Jahr 1706. — Am 5. Mai. Ein weiterer Seiten-
ausbruch des Piks von Tenerifa. Der Schlund bricht auf
ſüdlich vom Hafen von Garachico, damals dem ſchönſten und
beſuchteſten der Inſel. Die volkreiche, wohlhabende Stadt
hatte eine maleriſche Lage am Saum eines Lorbeerwaldes.

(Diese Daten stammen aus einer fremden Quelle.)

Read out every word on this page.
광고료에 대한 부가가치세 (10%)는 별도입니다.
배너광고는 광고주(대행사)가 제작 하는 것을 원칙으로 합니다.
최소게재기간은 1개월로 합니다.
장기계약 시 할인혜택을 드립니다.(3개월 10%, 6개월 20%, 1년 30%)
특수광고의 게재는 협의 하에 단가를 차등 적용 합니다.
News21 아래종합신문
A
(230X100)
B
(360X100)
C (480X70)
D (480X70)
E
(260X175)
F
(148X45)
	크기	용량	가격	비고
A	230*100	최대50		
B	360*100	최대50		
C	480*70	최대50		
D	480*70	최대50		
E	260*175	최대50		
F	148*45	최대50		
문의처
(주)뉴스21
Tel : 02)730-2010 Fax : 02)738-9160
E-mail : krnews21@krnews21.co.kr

Zwei Lavaſtröme zerſtörten ſie in wenigen Stunden; kein
Haus blieb ſtehen. Der Hafen, der ſchon im Jahre 1645
gelitten hatte, weil ein Hochwaſſer viel Erdreich hineingeführt,
wurde ſo ausgefüllt, daß die ſich auftürmenden Laven in der
Mitte ſeines Umfangs ein Vorgebirge bildeten. Ueberall,
rings um Garachico, wurde das Erdreich völlig umgewandelt.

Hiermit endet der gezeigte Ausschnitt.